Oliver Tate, the hero of Submarine (Hamish Hamilton, £16.99), is a monologophobic parthenologist. Roughly translated, this means he is interested in finding new words to describe what it’s like being a virginal 14-year-old in Swansea. So is Joe Dunthorne, whose first novel this is, and both he and Oliver are extremely good at what they set out to do.

Dunthorne’s success is rooted in his star’s: Oliver is surely the most charming adolescent borderline sociopath since Martin Amis lit up The Rachel Papers with Charles Highway. This is the sort of teenager whose determination to help others overcome their distressing limitations is matched only by his blindness to how unwelcome such ministrations are. Faced with his parents’ faltering marriage, he follows his mother on a yoga retreat and hides in a bush to make sure she’s not cheating on his dad. He lists his girlfriend Jordana’s pros and cons: ‘Not a Fabian,’ he ponders. ‘A shame.’ And he makes the school’s official fat girl a leaflet offering anti-bullying pointers like ‘be cruel,’ and ‘only be yourself inside your head’: ‘Like food,’ he encourages, ‘I know you’ve got it in you.’

If this was all there was to Oliver, he would just be exhausting. But it isn’t. Dunthorne catches that curious teenage mixture of blithe self-assurance and naked insecurity exactly, and there’s something heartbreakingly sweet about Oliver’s attempts to deal with the world’s alarming irregularities armed with nothing but an expanding vocabulary.

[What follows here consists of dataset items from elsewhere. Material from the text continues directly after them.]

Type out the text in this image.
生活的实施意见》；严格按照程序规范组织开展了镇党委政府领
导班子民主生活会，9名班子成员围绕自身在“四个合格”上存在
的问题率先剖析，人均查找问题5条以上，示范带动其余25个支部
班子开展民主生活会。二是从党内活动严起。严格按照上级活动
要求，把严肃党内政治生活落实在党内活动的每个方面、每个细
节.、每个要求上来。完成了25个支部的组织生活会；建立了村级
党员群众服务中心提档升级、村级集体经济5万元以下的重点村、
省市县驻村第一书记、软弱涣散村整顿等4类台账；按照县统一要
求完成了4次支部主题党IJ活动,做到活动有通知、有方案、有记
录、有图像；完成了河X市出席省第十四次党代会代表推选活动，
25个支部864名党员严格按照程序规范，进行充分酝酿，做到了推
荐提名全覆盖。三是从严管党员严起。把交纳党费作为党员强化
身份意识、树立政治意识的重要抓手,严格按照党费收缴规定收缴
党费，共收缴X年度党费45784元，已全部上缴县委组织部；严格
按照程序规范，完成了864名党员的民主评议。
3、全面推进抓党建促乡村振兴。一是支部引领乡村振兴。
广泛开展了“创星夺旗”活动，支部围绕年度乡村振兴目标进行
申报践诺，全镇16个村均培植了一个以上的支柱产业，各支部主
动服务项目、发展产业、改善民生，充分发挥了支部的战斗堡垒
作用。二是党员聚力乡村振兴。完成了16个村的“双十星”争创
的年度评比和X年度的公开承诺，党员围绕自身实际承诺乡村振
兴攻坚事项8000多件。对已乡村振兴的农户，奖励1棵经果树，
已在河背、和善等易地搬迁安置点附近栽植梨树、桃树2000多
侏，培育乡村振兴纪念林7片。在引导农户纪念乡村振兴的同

Who wouldn’t fall for a boy whose first reaction to the news that someone has a tumour called a medulloblastoma is to reflect on the word’s ineligibility for Countdown?

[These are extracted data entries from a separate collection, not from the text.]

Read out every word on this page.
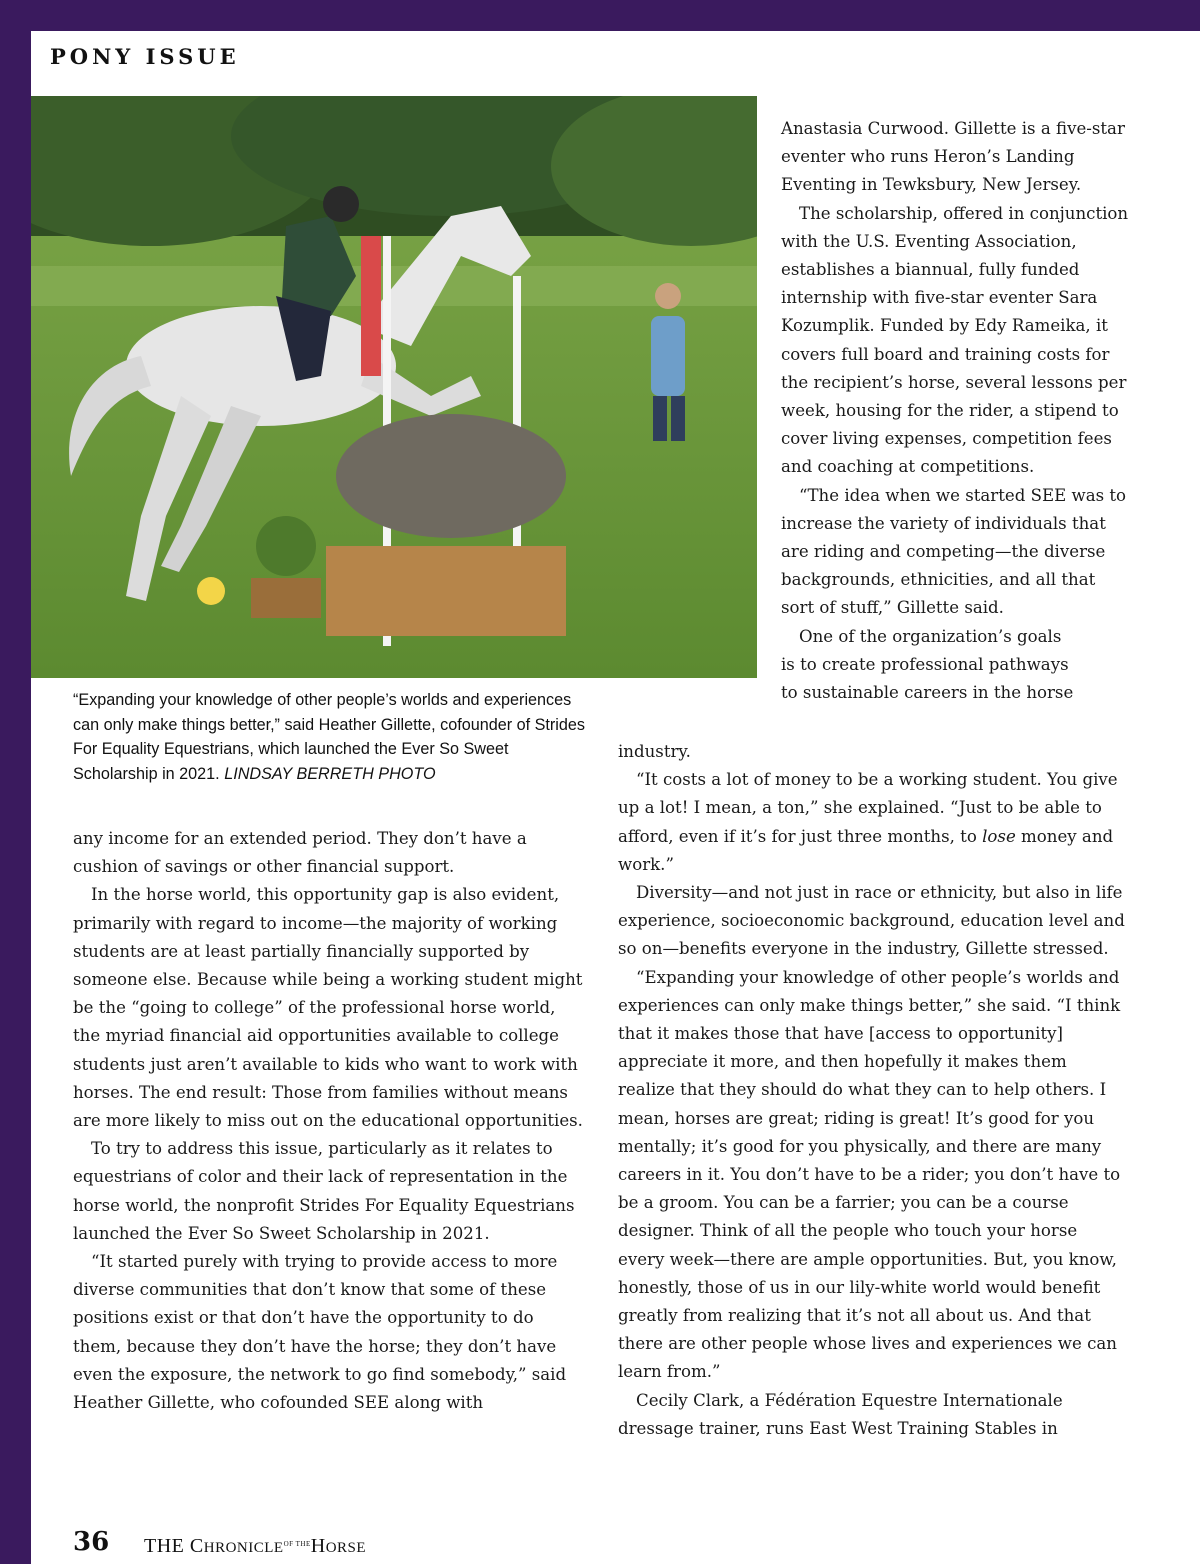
PONY ISSUE
“Expanding your knowledge of other people’s worlds and experiences can only make things better,” said Heather Gillette, cofounder of Strides For Equality Equestrians, which launched the Ever So Sweet Scholarship in 2021. LINDSAY BERRETH PHOTO

Anastasia Curwood. Gillette is a five-star eventer who runs Heron’s Landing Eventing in Tewksbury, New Jersey.

The scholarship, offered in conjunction with the U.S. Eventing Association, establishes a biannual, fully funded internship with five-star eventer Sara Kozumplik. Funded by Edy Rameika, it covers full board and training costs for the recipient’s horse, several lessons per week, housing for the rider, a stipend to cover living expenses, competition fees and coaching at competitions.

“The idea when we started SEE was to increase the variety of individuals that are riding and competing—the diverse backgrounds, ethnicities, and all that sort of stuff,” Gillette said.

One of the organization’s goals

is to create professional pathways

to sustainable careers in the horse

industry.

“It costs a lot of money to be a working student. You give up a lot! I mean, a ton,” she explained. “Just to be able to afford, even if it’s for just three months, to lose money and work.”

Diversity—and not just in race or ethnicity, but also in life experience, socioeconomic background, education level and so on—benefits everyone in the industry, Gillette stressed.

“Expanding your knowledge of other people’s worlds and experiences can only make things better,” she said. “I think that it makes those that have [access to opportunity] appreciate it more, and then hopefully it makes them realize that they should do what they can to help others. I mean, horses are great; riding is great! It’s good for you mentally; it’s good for you physically, and there are many careers in it. You don’t have to be a rider; you don’t have to be a groom. You can be a farrier; you can be a course designer. Think of all the people who touch your horse every week—there are ample opportunities. But, you know, honestly, those of us in our lily-white world would benefit greatly from realizing that it’s not all about us. And that there are other people whose lives and experiences we can learn from.”

Cecily Clark, a Fédération Equestre Internationale dressage trainer, runs East West Training Stables in

any income for an extended period. They don’t have a cushion of savings or other financial support.

In the horse world, this opportunity gap is also evident, primarily with regard to income—the majority of working students are at least partially financially supported by someone else. Because while being a working student might be the “going to college” of the professional horse world, the myriad financial aid opportunities available to college students just aren’t available to kids who want to work with horses. The end result: Those from families without means are more likely to miss out on the educational opportunities.

To try to address this issue, particularly as it relates to equestrians of color and their lack of representation in the horse world, the nonprofit Strides For Equality Equestrians launched the Ever So Sweet Scholarship in 2021.

“It started purely with trying to provide access to more diverse communities that don’t know that some of these positions exist or that don’t have the opportunity to do them, because they don’t have the horse; they don’t have even the exposure, the network to go find somebody,” said Heather Gillette, who cofounded SEE along with

36 THE $CHRONICLE^{OF THE}HORSE$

The Reverend John Gore, who is at the centre of Richard T. Kelly’s Crusaders (Faber, £14.99), is also marked out by his way with words. A native of Newcastle, he returns there in 1996 after university and theological college to plant a church in a particularly deprived area, and finds that his clergyman’s cadences— ‘Why, yes, of course’; ‘Well, as a matter of fact’; ‘Can I expect to see you?’ — are quickly swamped by a barrage of mouthy parishioners. As Gore struggles to establish himself, three of them — a shady bouncer, a smooth Blairite MP, and a stroppy single mother — join him in the foreground. By alternating past and present, Kelly builds a rigorous account of their interwoven lives, and by extension of a deeply political city on the cusp of a new era.